Was spricht eigentlich dagegen, die mit Legionellen belasteten Klärbecken einfach komplett zu entleeren und zu reinigen? Dann wären die Legionellen doch weg.

So einfach geht es leider nicht. Man muss als Grundvoraussetzung wissen: Kläranlagen arbeiten immer mit Bakterien. Auch Legionellen sind Bakterien. Das, was wir hinterlassen, wird durch Bakterien aufgefressen, zersetzt und verwertet. Das ist deren Funktion. Die – ich nenne sie jetzt mal vereinfacht „guten“ – Bakterien haben die Eigenschaft, dass immer, wenn ich Sauerstoff zusetze und es schön warm ist, vermehren sie sich. Blöderweise ist das auch so bei den „bösen“ Bakterien, die wir als Legionellen kennen. Die vermehren sich genauso schnell wie alle anderen auch, sie beseitigen aber auch genauso unsere Abfälle. Sie sehen: Wir kommen aus der Nummer mit den Bakterien nicht raus. Klar, wir könnten auch auf alles, was wir produzieren, komplett Chemie draufhauen – und dann? Dann geht das Ganze ab ins Gewässer? Das kann niemand wollen.

Also geht es nicht ohne die Bakterien. Aber eine Komplettreinigung der Becken, in denen jetzt Legionellen sind, ist auch keine Lösung?

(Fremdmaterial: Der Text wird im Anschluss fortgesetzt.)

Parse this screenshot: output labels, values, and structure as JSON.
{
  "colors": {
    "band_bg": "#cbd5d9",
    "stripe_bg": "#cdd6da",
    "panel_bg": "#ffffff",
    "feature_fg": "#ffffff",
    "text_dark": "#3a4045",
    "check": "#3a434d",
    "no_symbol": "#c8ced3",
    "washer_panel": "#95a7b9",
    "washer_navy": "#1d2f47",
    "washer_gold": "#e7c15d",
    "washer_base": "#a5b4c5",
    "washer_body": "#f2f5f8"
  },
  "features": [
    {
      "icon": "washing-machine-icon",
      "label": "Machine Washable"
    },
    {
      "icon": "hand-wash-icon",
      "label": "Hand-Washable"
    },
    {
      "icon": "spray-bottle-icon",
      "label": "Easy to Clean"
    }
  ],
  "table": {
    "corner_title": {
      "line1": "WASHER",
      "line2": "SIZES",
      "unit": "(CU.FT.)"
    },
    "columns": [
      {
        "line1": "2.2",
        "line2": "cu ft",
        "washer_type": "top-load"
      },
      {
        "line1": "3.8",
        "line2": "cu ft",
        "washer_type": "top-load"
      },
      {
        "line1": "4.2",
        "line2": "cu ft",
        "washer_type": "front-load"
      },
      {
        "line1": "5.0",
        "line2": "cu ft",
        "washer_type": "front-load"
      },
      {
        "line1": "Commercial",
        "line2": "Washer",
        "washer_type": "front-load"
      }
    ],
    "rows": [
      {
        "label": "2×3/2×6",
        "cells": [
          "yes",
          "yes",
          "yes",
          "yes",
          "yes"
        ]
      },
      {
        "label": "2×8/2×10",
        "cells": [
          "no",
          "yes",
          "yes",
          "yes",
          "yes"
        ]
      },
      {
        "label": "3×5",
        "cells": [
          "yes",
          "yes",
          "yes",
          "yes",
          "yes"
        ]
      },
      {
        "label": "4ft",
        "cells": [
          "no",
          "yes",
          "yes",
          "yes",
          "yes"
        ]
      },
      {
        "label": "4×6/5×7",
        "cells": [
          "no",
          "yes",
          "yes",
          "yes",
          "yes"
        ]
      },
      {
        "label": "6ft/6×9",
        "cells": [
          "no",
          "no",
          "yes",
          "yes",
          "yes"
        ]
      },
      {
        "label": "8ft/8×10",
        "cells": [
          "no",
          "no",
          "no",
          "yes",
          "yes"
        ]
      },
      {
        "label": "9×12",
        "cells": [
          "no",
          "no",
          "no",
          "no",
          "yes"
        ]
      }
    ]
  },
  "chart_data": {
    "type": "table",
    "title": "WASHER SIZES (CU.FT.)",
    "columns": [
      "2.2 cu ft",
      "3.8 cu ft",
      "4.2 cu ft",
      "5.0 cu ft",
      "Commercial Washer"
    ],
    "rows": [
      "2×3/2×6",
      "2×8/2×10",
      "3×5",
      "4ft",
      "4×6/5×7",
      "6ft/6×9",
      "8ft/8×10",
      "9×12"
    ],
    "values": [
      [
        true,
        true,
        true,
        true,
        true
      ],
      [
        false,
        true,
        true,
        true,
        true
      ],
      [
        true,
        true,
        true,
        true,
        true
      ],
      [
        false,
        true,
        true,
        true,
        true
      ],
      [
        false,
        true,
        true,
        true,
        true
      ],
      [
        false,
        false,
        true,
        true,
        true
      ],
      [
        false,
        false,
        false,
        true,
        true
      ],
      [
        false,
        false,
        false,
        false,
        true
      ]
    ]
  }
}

Wenn sie heute eine Bakterie am Rande eines Beckens haben und vorher in diesem Becken überhaupt keine Bakterien waren, dann werden Sie sehen, dass sich binnen Stunden diese Legionelle massenhaft vermehrt, weil sie in das entsprechende Medium gekommen ist. Wenn dann noch dazu kommt, dass in diesem Medium auch noch Hefe enthalten ist, dann ist das wie ein kleiner Reaktor, der noch oben drauf gesetzt ist. Deswegen kann man nicht einfach sagen: Wir pumpen das mal leer und säubern das. Möglicherweise sitzt irgendwo am Rand eine einzige Legionelle und die reicht aus, um das ganze wieder zu infizieren. Das ist das, was uns die Experten gesagt haben: Auch eine 1000-prozentige Reinigung reicht nicht aus. Das ist auch die Erklärung dieser teilweise kuriosen Werte: Wir messen mal unter 100 KBE pro hundert Milliliter, dann den anderen Tag wieder über 10 000.